Após encontros com as centrais sindicais e lideranças de trabalhadores, foi anunciado que, no mês de fevereiro, será criado um grupo de trabalho, composto por representantes do governo, trabalhadores e empresas, para o envio de uma proposta ao Congresso. A iniciativa é bem-vinda.

Atualmente, as empresas proprietárias de plataformas digitais não reconhecem quaisquer direitos aos trabalhadores.

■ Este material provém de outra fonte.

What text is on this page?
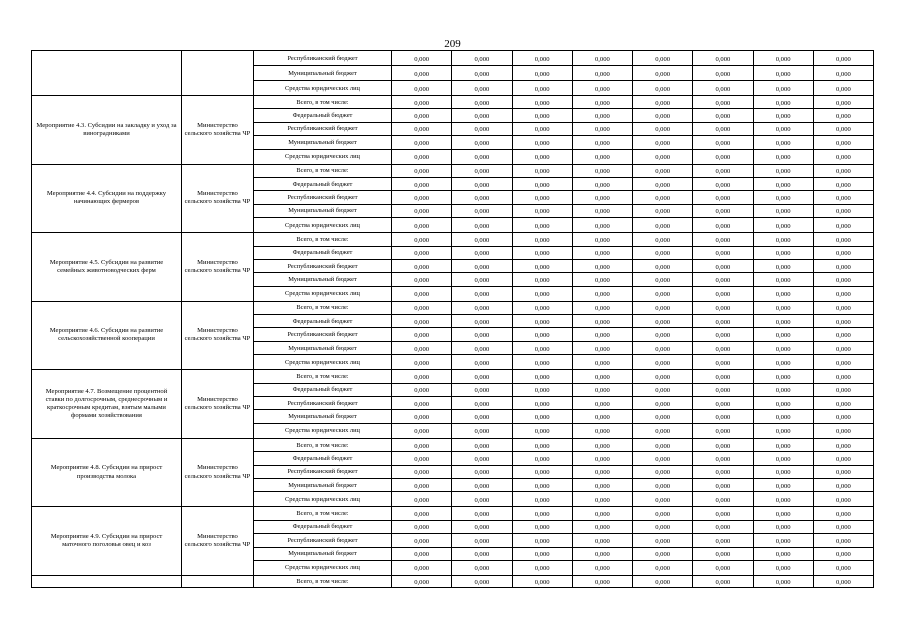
209
		Республиканский бюджет	0,000	0,000	0,000	0,000	0,000	0,000	0,000	0,000
		Муниципальный бюджет	0,000	0,000	0,000	0,000	0,000	0,000	0,000	0,000
		Средства юридических лиц	0,000	0,000	0,000	0,000	0,000	0,000	0,000	0,000
Мероприятие 4.3. Субсидии на закладку и уход за виноградниками	Министерство сельского хозяйства ЧР	Всего, в том числе:	0,000	0,000	0,000	0,000	0,000	0,000	0,000	0,000
		Федеральный бюджет	0,000	0,000	0,000	0,000	0,000	0,000	0,000	0,000
		Республиканский бюджет	0,000	0,000	0,000	0,000	0,000	0,000	0,000	0,000
		Муниципальный бюджет	0,000	0,000	0,000	0,000	0,000	0,000	0,000	0,000
		Средства юридических лиц	0,000	0,000	0,000	0,000	0,000	0,000	0,000	0,000
Мероприятие 4.4. Субсидии на поддержку начинающих фермеров	Министерство сельского хозяйства ЧР	Всего, в том числе:	0,000	0,000	0,000	0,000	0,000	0,000	0,000	0,000
		Федеральный бюджет	0,000	0,000	0,000	0,000	0,000	0,000	0,000	0,000
		Республиканский бюджет	0,000	0,000	0,000	0,000	0,000	0,000	0,000	0,000
		Муниципальный бюджет	0,000	0,000	0,000	0,000	0,000	0,000	0,000	0,000
		Средства юридических лиц	0,000	0,000	0,000	0,000	0,000	0,000	0,000	0,000
Мероприятие 4.5. Субсидии на развитие семейных животноводческих ферм	Министерство сельского хозяйства ЧР	Всего, в том числе:	0,000	0,000	0,000	0,000	0,000	0,000	0,000	0,000
		Федеральный бюджет	0,000	0,000	0,000	0,000	0,000	0,000	0,000	0,000
		Республиканский бюджет	0,000	0,000	0,000	0,000	0,000	0,000	0,000	0,000
		Муниципальный бюджет	0,000	0,000	0,000	0,000	0,000	0,000	0,000	0,000
		Средства юридических лиц	0,000	0,000	0,000	0,000	0,000	0,000	0,000	0,000
Мероприятие 4.6. Субсидии на развитие сельскохозяйственной кооперации	Министерство сельского хозяйства ЧР	Всего, в том числе:	0,000	0,000	0,000	0,000	0,000	0,000	0,000	0,000
		Федеральный бюджет	0,000	0,000	0,000	0,000	0,000	0,000	0,000	0,000
		Республиканский бюджет	0,000	0,000	0,000	0,000	0,000	0,000	0,000	0,000
		Муниципальный бюджет	0,000	0,000	0,000	0,000	0,000	0,000	0,000	0,000
		Средства юридических лиц	0,000	0,000	0,000	0,000	0,000	0,000	0,000	0,000
Мероприятие 4.7. Возмещение процентной ставки по долгосрочным, среднесрочным и краткосрочным кредитам, взятым малыми формами хозяйствования	Министерство сельского хозяйства ЧР	Всего, в том числе:	0,000	0,000	0,000	0,000	0,000	0,000	0,000	0,000
		Федеральный бюджет	0,000	0,000	0,000	0,000	0,000	0,000	0,000	0,000
		Республиканский бюджет	0,000	0,000	0,000	0,000	0,000	0,000	0,000	0,000
		Муниципальный бюджет	0,000	0,000	0,000	0,000	0,000	0,000	0,000	0,000
		Средства юридических лиц	0,000	0,000	0,000	0,000	0,000	0,000	0,000	0,000
Мероприятие 4.8. Субсидии на прирост производства молока	Министерство сельского хозяйства ЧР	Всего, в том числе:	0,000	0,000	0,000	0,000	0,000	0,000	0,000	0,000
		Федеральный бюджет	0,000	0,000	0,000	0,000	0,000	0,000	0,000	0,000
		Республиканский бюджет	0,000	0,000	0,000	0,000	0,000	0,000	0,000	0,000
		Муниципальный бюджет	0,000	0,000	0,000	0,000	0,000	0,000	0,000	0,000
		Средства юридических лиц	0,000	0,000	0,000	0,000	0,000	0,000	0,000	0,000
Мероприятие 4.9. Субсидии на прирост маточного поголовья овец и коз	Министерство сельского хозяйства ЧР	Всего, в том числе:	0,000	0,000	0,000	0,000	0,000	0,000	0,000	0,000
		Федеральный бюджет	0,000	0,000	0,000	0,000	0,000	0,000	0,000	0,000
		Республиканский бюджет	0,000	0,000	0,000	0,000	0,000	0,000	0,000	0,000
		Муниципальный бюджет	0,000	0,000	0,000	0,000	0,000	0,000	0,000	0,000
		Средства юридических лиц	0,000	0,000	0,000	0,000	0,000	0,000	0,000	0,000
		Всего, в том числе:	0,000	0,000	0,000	0,000	0,000	0,000	0,000	0,000
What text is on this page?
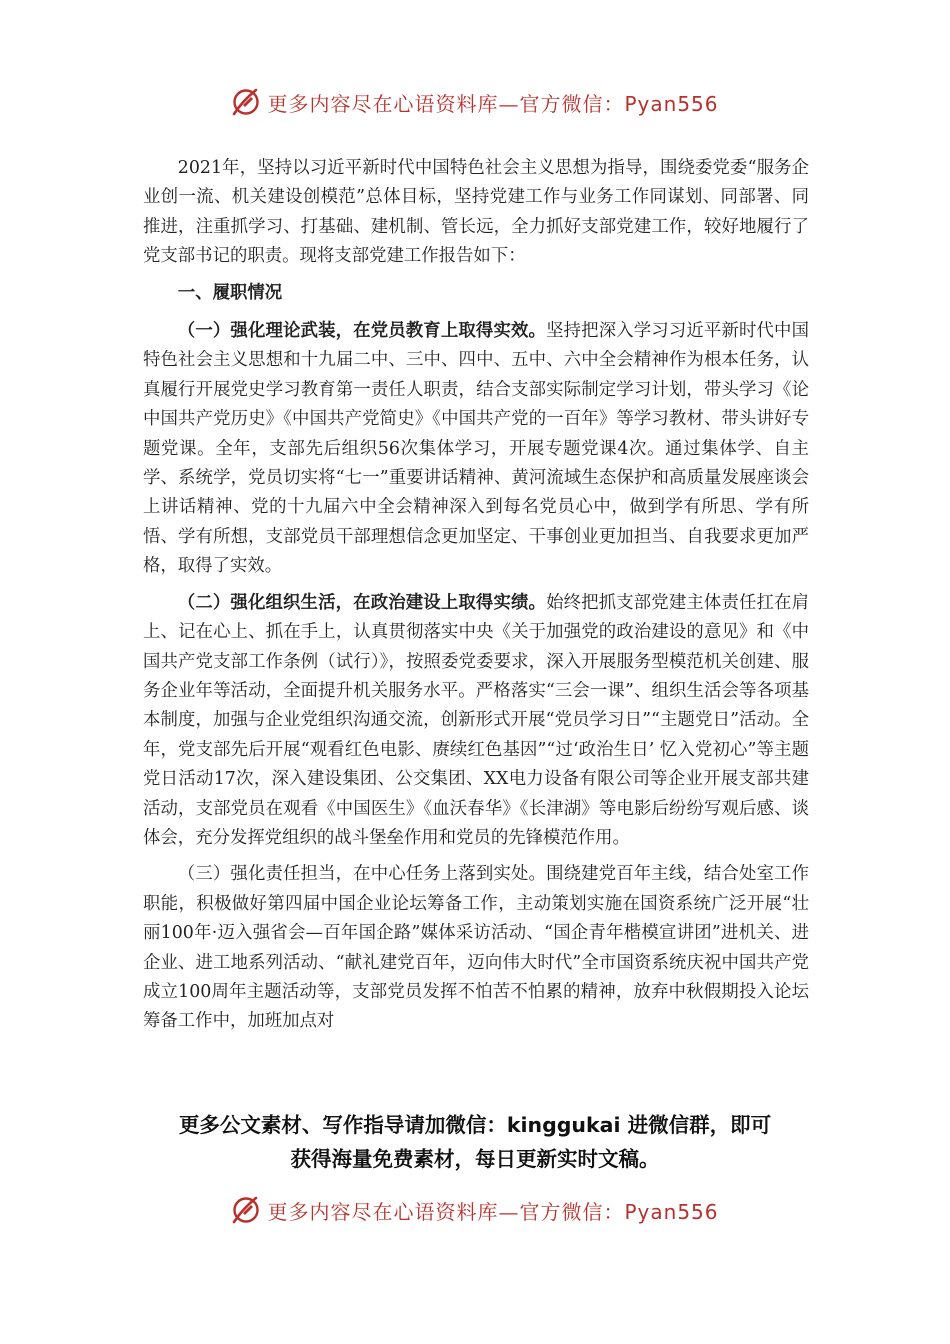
更多内容尽在心语资料库—官方微信：Pyan556

2021年，坚持以习近平新时代中国特色社会主义思想为指导，围绕委党委“服务企业创一流、机关建设创模范”总体目标，坚持党建工作与业务工作同谋划、同部署、同推进，注重抓学习、打基础、建机制、管长远，全力抓好支部党建工作，较好地履行了党支部书记的职责。现将支部党建工作报告如下：

一、履职情况

（一）强化理论武装，在党员教育上取得实效。坚持把深入学习习近平新时代中国特色社会主义思想和十九届二中、三中、四中、五中、六中全会精神作为根本任务，认真履行开展党史学习教育第一责任人职责，结合支部实际制定学习计划，带头学习《论中国共产党历史》《中国共产党简史》《中国共产党的一百年》等学习教材、带头讲好专题党课。全年，支部先后组织56次集体学习，开展专题党课4次。通过集体学、自主学、系统学，党员切实将“七一”重要讲话精神、黄河流域生态保护和高质量发展座谈会上讲话精神、党的十九届六中全会精神深入到每名党员心中，做到学有所思、学有所悟、学有所想，支部党员干部理想信念更加坚定、干事创业更加担当、自我要求更加严格，取得了实效。

（二）强化组织生活，在政治建设上取得实绩。始终把抓支部党建主体责任扛在肩上、记在心上、抓在手上，认真贯彻落实中央《关于加强党的政治建设的意见》和《中国共产党支部工作条例（试行）》，按照委党委要求，深入开展服务型模范机关创建、服务企业年等活动，全面提升机关服务水平。严格落实“三会一课”、组织生活会等各项基本制度，加强与企业党组织沟通交流，创新形式开展“党员学习日”“主题党日”活动。全年，党支部先后开展“观看红色电影、赓续红色基因”“过‘政治生日’ 忆入党初心”等主题党日活动17次，深入建设集团、公交集团、XX电力设备有限公司等企业开展支部共建活动，支部党员在观看《中国医生》《血沃春华》《长津湖》等电影后纷纷写观后感、谈体会，充分发挥党组织的战斗堡垒作用和党员的先锋模范作用。

（三）强化责任担当，在中心任务上落到实处。围绕建党百年主线，结合处室工作职能，积极做好第四届中国企业论坛筹备工作，主动策划实施在国资系统广泛开展“壮丽100年·迈入强省会—百年国企路”媒体采访活动、“国企青年楷模宣讲团”进机关、进企业、进工地系列活动、“献礼建党百年，迈向伟大时代”全市国资系统庆祝中国共产党成立100周年主题活动等，支部党员发挥不怕苦不怕累的精神，放弃中秋假期投入论坛筹备工作中，加班加点对

更多公文素材、写作指导请加微信：kinggukai 进微信群，即可
获得海量免费素材，每日更新实时文稿。
更多内容尽在心语资料库—官方微信：Pyan556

Isso ocorre em um cenário de submissão a distintas formas de controle, uma relação direta entre dependência e precariedade (quanto mais dependentes da empresa, maior a precariedade das condições de trabalho), déficit de trabalho decente e acentuada desigualdade entre trabalhadores e empresas.

Como assegurar que a cidadania dos trabalhadores via plataformas digitais seja respeitada? Como fazer com que sejam tratados como pessoas e não como mercadoria?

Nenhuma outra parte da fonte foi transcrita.